February 24, 1988, in an 8–0 landmark decision, the Supreme Court ruled in favor of Larry Flynt’s Hustler Magazine. They published an ad depicting televangelist and political commentator Jerry Sr. as an incestuous drunk. The court ruled Falwell was a public figure; hence the parody was protected speech and could not have been reasonably considered believable.
February 24, 2003, Governor Paul Patton, in his bid to cut costs, shrunk the Kentucky fleet from 5,000 sedans, trucks, and vans to 4,500. The governor and lt. governor drove around in a 20-car fleet, including Crown Victorias, Chevrolet Suburbans, and a Ford Conversion van.
February 24, 2014, America, with the help of Pierre Omidyar successfully overthrew the Ukrainian government. The Washington Post editorial celebrated the Maidan demonstrators successful campaign to overthrow Yanukovych. The “moves were democratic,” the Washington Post concluded, and “Kiev, Ukraine is now controlled by pro-Western parties.”
February 24, 2020, Hollywood hit their lowest point in the city’s history when Harvey Weinstein is found guilty of rape in a landmark trial. Early coronavirus news made investors uneasy, and the Dow Jones had their largest sell-off in two years. Technology stocks fell because many bought gold, government bonds, utilities, and real estate investments. Meanwhile, the Rupp Arena remodeling construction continued.

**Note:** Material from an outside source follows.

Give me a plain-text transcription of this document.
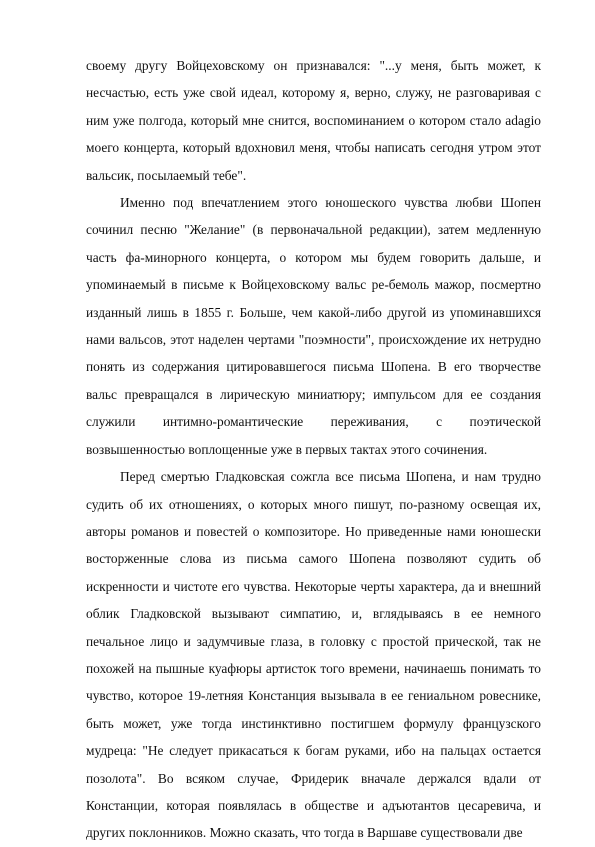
своему другу Войцеховскому он признавался: "...у меня, быть может, к несчастью, есть уже свой идеал, которому я, верно, служу, не разговаривая с ним уже полгода, который мне снится, воспоминанием о котором стало adagio моего концерта, который вдохновил меня, чтобы написать сегодня утром этот вальсик, посылаемый тебе".

Именно под впечатлением этого юношеского чувства любви Шопен сочинил песню "Желание" (в первоначальной редакции), затем медленную часть фа-минорного концерта, о котором мы будем говорить дальше, и упоминаемый в письме к Войцеховскому вальс ре-бемоль мажор, посмертно изданный лишь в 1855 г. Больше, чем какой-либо другой из упоминавшихся нами вальсов, этот наделен чертами "поэмности", происхождение их нетрудно понять из содержания цитировавшегося письма Шопена. В его творчестве вальс превращался в лирическую миниатюру; импульсом для ее создания служили интимно-романтические переживания, с поэтической возвышенностью воплощенные уже в первых тактах этого сочинения.

Перед смертью Гладковская сожгла все письма Шопена, и нам трудно судить об их отношениях, о которых много пишут, по-разному освещая их, авторы романов и повестей о композиторе. Но приведенные нами юношески восторженные слова из письма самого Шопена позволяют судить об искренности и чистоте его чувства. Некоторые черты характера, да и внешний облик Гладковской вызывают симпатию, и, вглядываясь в ее немного печальное лицо и задумчивые глаза, в головку с простой прической, так не похожей на пышные куафюры артисток того времени, начинаешь понимать то чувство, которое 19-летняя Констанция вызывала в ее гениальном ровеснике, быть может, уже тогда инстинктивно постигшем формулу французского мудреца: "Не следует прикасаться к богам руками, ибо на пальцах остается позолота". Во всяком случае, Фридерик вначале держался вдали от Констанции, которая появлялась в обществе и адъютантов цесаревича, и других поклонников. Можно сказать, что тогда в Варшаве существовали две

The F.B.I. detained a Benton man on February 24, 2021, after being seen on YouTube videos during the Capitol riots. Clayton Mullins dragged a police officer down the Capitol steps sending him to the hospital. Meanwhile, Frankfort lawmakers sponsored a bill to protect landlords’ rights to evict tenants during future pandemics.
February 24, 2022, Russia finally invaded Ukraine. We are still fighting over fossil fuels, this time the pipelines that lead from Russia through Ukraine to Europe. Unfortunately, Uncle Sam wanted in on the Europe / Russia pipeline discussion and today there is war. Both major U.S. political parties are 100% full-blown war hawks, that can’t end well.